Si vuole in cambio l’annientamento totale del soggetto naturalmente, quindi l’abiura di quelle che sono state le sue scelte politiche, l’abiura proprio di quelle che sono le sue convinzioni ideologiche. Tant’è che lei stessa, quando abbiamo fatto l’ultimo reclamo del 41 bis, ha detto chiaramente, nel corso dell’udienza, che era un reclamo impossibile da accogliere perché lei era una comunista e quindi come tale sarebbe potuta rimanere a vita in 41 bis, perché non si modificano le condizioni di conflitto che hanno portato poi alle scelte che aveva fatto al tempo in cui le ha fatte, ma anche non si modifica comunque il suo essere e sentirsi comunista. Quindi diciamo le ragioni per cui viene applicato, nel caso di Nadia il 41 bis, sono ben esplicitate nel decreto impositivo, in cui si riconosce addirittura il fatto che non c’è più un’organizzazione di appartenenza, però si dice che c’è una situazione grave a livello sociale, c’è un conflitto sociale che può esplodere, addirittura si fa l’esempio della disoccupazione che aumenta, di tutte quelle che sono le condizioni di vita che peggiorano per i proletari, per i lavoratori – anche se non si usano esattamente questi termini, ma il senso è questo – e soprattutto si dice che il fenomeno delle organizzazioni combattenti è anche un fenomeno ciclico, viene definito carsico, e quindi ineliminabile naturalmente in un tipo di società che è fondata sullo sfruttamento e sulla divisione in classi.

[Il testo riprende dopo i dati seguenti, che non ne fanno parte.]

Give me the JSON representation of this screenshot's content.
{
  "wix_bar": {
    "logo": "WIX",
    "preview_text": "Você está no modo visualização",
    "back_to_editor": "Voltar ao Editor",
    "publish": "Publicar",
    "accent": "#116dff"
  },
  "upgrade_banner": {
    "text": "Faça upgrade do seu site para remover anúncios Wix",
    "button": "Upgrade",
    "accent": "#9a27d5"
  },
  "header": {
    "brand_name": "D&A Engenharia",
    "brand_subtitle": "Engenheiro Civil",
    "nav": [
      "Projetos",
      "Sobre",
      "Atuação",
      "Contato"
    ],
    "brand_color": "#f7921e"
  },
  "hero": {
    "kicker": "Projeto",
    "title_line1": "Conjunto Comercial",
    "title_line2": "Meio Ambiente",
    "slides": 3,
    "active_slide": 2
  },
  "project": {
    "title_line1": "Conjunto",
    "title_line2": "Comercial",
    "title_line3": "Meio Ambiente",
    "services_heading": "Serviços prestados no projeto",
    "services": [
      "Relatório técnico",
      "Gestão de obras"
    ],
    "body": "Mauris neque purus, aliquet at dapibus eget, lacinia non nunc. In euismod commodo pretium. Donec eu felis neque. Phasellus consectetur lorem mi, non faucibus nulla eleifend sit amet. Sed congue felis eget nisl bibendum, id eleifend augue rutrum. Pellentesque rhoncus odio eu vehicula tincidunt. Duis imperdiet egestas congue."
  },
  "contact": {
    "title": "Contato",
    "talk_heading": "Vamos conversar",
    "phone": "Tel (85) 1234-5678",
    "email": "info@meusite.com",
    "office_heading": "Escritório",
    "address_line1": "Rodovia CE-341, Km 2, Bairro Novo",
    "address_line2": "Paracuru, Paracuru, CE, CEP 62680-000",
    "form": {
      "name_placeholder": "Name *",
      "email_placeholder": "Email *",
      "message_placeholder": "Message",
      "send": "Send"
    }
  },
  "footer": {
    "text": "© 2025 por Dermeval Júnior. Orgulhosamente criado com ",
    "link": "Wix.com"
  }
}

Di fatto si crea un corto circuito, in cui non si chiede soltanto che ci sia un’abiura da parte dei prigionieri politici, ma praticamente dovrebbe esserci la morte anche all’esterno, tant’è che a Nadia viene rinnovato il 41 bis perché, si dice, ci sono anche attestati di solidarietà all’esterno, persone che lottano contro il 41 bis, che denunciano le condizioni di vita e di tortura dei detenuti sottoposti al 41 bis e quindi una eventuale revoca del 41 bis sarebbe un segnale rispetto all’esterno, dimostrerebbe in qualche modo che la lotta paga e quindi praticamente, paradossalmente, chiunque lotta contro il 41 bis, sembrerebbe quasi fare un danno a chi sta in 41 bis. Quindi automaticamente non viene revocato il 41 bis, perché sennò all’esterno la revoca potrebbe essere interpretata come una vittoria, la lotta fatta contro un regime di segregazione assoluta, qual è quella imposta col 41 bis.